A debate between Project Managers around which one of the two methodologies, waterfall or agile, is the best.

If there is one question our Project Management team has received constantly in the past decade is “which one of the two methodologies, waterfall or agile, is the best?”. And it is no wonder, with world around us is moving with the highest pace ever, while organizations are pushing for better time to market results and with board members determined to show best-in-class services for their customers, all while adapting to an ever-changing environment.

No matter if you’ve led hundreds of teams in delivering projects or coached individuals in understanding their role in a new agile world, you find yourself challenged by such a straightforward question. Because, while the answer might be simple, based on your experience or professional results, the truth is unfolding itself differently and way more complex when it comes to real life practice. Therefore, the answer starts always with a rather disappointing “it depends!

And the reason it truly depends is because, same as in everything surrounding us, there is no “one size fits all”. Last couple of years have seen more organization deciding to become more agile, as simple as such. As if just deciding it, things will turn immediately in the agile direction and from the next day employees will transform themselves in the high performing and self-organizing team each scrum master dreams about. While being an admirable decision and at least a curve ball in how projects used to be managed, I always compared the journey to “agilization” to a marathon, rather than a “sprint” (pun intended 😊). You need to train for it: as individual, as a team, as an organization.

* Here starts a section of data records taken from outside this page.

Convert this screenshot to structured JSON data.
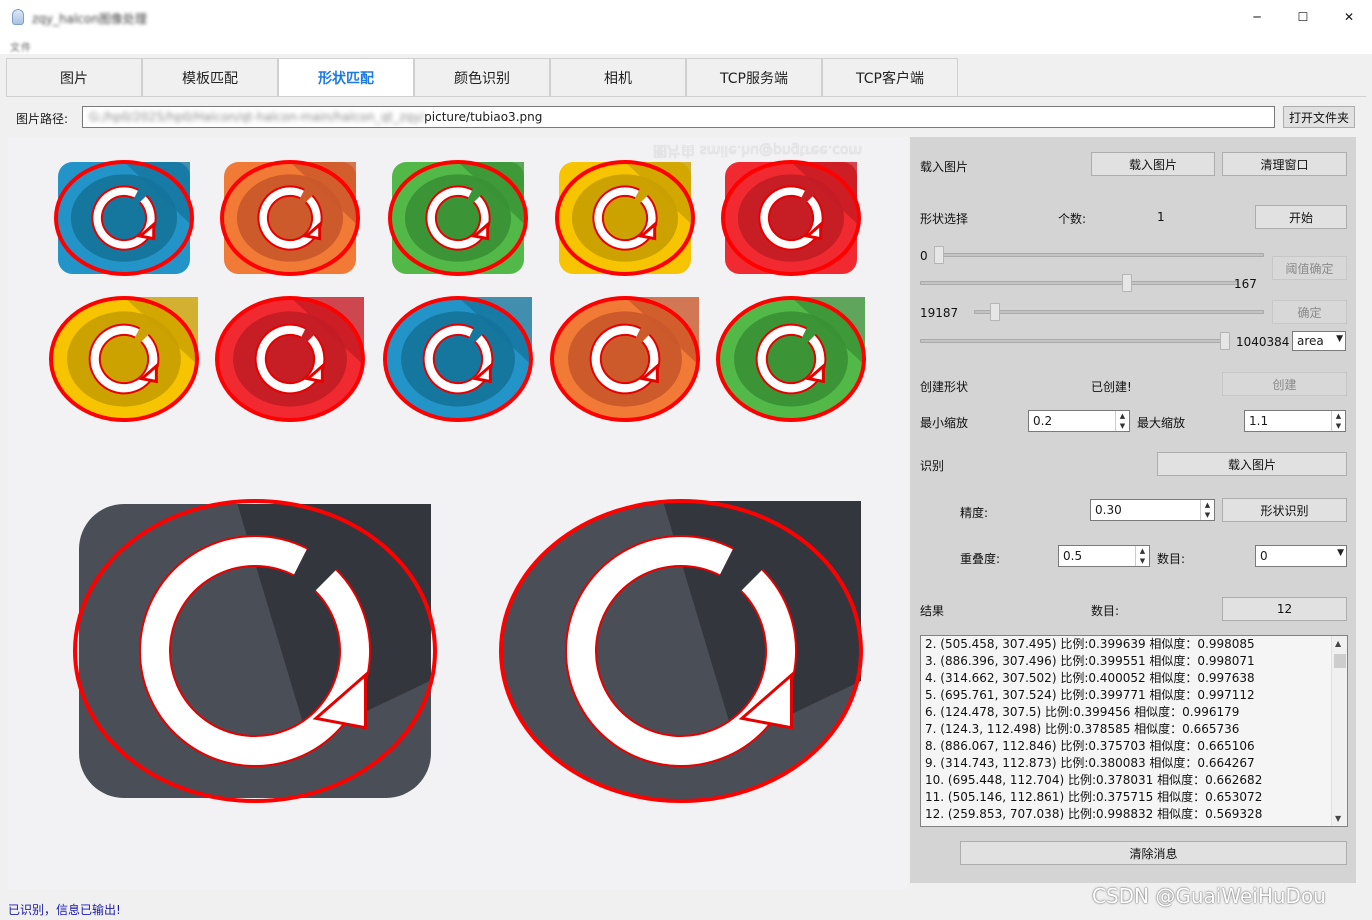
{
  "window": {
    "title": "zqy_halcon图像处理",
    "minimize": "─",
    "maximize": "☐",
    "close": "✕"
  },
  "menu": {
    "item": "文件"
  },
  "tabs": [
    {
      "label": "图片",
      "active": false
    },
    {
      "label": "模板匹配",
      "active": false
    },
    {
      "label": "形状匹配",
      "active": true
    },
    {
      "label": "颜色识别",
      "active": false
    },
    {
      "label": "相机",
      "active": false
    },
    {
      "label": "TCP服务端",
      "active": false
    },
    {
      "label": "TCP客户端",
      "active": false
    }
  ],
  "path": {
    "label": "图片路径:",
    "blurred_prefix": "G:/hp0/2025/hp0/Halcon/qt-halcon-main/halcon_qt_zqy/",
    "value": "picture/tubiao3.png",
    "open_button": "打开文件夹"
  },
  "canvas": {
    "watermark": "图片由 smile.hu@pngtree.com"
  },
  "panel": {
    "load_label": "载入图片",
    "load_button": "载入图片",
    "clear_window_button": "清理窗口",
    "shape_select_label": "形状选择",
    "count_label": "个数:",
    "count_value": "1",
    "start_button": "开始",
    "slider1_min": "0",
    "slider1_val": "167",
    "threshold_button": "阈值确定",
    "slider2_min": "19187",
    "slider2_val": "1040384",
    "confirm_button": "确定",
    "feature_combo": "area",
    "create_shape_label": "创建形状",
    "created_status": "已创建!",
    "create_button": "创建",
    "min_scale_label": "最小缩放",
    "min_scale_value": "0.2",
    "max_scale_label": "最大缩放",
    "max_scale_value": "1.1",
    "recognize_label": "识别",
    "recognize_load_button": "载入图片",
    "precision_label": "精度:",
    "precision_value": "0.30",
    "shape_recognize_button": "形状识别",
    "overlap_label": "重叠度:",
    "overlap_value": "0.5",
    "number_label": "数目:",
    "number_combo": "0",
    "result_label": "结果",
    "result_count_label": "数目:",
    "result_count_button": "12",
    "clear_messages_button": "清除消息"
  },
  "results": [
    "2. (505.458, 307.495) 比例:0.399639 相似度：0.998085",
    "3. (886.396, 307.496) 比例:0.399551 相似度：0.998071",
    "4. (314.662, 307.502) 比例:0.400052 相似度：0.997638",
    "5. (695.761, 307.524) 比例:0.399771 相似度：0.997112",
    "6. (124.478, 307.5) 比例:0.399456 相似度：0.996179",
    "7. (124.3, 112.498) 比例:0.378585 相似度：0.665736",
    "8. (886.067, 112.846) 比例:0.375703 相似度：0.665106",
    "9. (314.743, 112.873) 比例:0.380083 相似度：0.664267",
    "10. (695.448, 112.704) 比例:0.378031 相似度：0.662682",
    "11. (505.146, 112.861) 比例:0.375715 相似度：0.653072",
    "12. (259.853, 707.038) 比例:0.998832 相似度：0.569328"
  ],
  "status": {
    "text": "已识别，信息已输出!"
  },
  "watermark_corner": "CSDN @GuaiWeiHuDou",
  "colors": {
    "accent_tab": "#1e7be3",
    "match_red": "#ff0000",
    "icon_blue": [
      "#2394c8",
      "#15749c"
    ],
    "icon_orange": [
      "#f07a36",
      "#c9582a"
    ],
    "icon_green": [
      "#52b848",
      "#3a9236"
    ],
    "icon_yellow": [
      "#f6c400",
      "#c9a000"
    ],
    "icon_red": [
      "#f02a30",
      "#c41c24"
    ],
    "icon_dark": [
      "#4a4e56",
      "#33363d"
    ]
  },
  "icons": {
    "row1": [
      "blue",
      "orange",
      "green",
      "yellow",
      "red"
    ],
    "row2": [
      "yellow",
      "red",
      "blue",
      "orange",
      "green"
    ]
  }
}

Therefore, to reach performance in an agile set-up, every organization must undergo a serious transformation. Each individual needs to understand the “why”s and the “how”s and give their buy-in. Otherwise, your strategic objective will end up being a nice bullet point in a presentation.

All these efforts require time and effort, which in any business translate into costs. And this is where the though decisions must be made: do we invest in getting ready and in preparing on the long run, or we simply try to be agile from the get-go and learn by doing.

Of course, learning together as a team while moving towards agile has its benefits (better understanding of skills and knowledge areas, higher collaboration), but it also presents challenges. While proving all the willingness to support and be an active part of an agile team, sometimes the change is so dramatic that people need time and support to process it. Few years ago, while supporting the set-up of a scrum team in an internal project, one of our scrum masters ensured training sessions on methodology for the entire team, as well as dedicated support for the various roles, remaining as coach for the next weeks as agreed with the business owner. While everyone was excited and looking forward to the first sprint planning session, when the team reached the backlog refinement, they were surprised that everything had to be done in one session – they were used to work standalone for months and then come up with some requirements and only after that to discuss them. The first session did not end on the highest note, because only when it was faced with real practice, the team realized that change is expected from them and the old working model in no longer desired.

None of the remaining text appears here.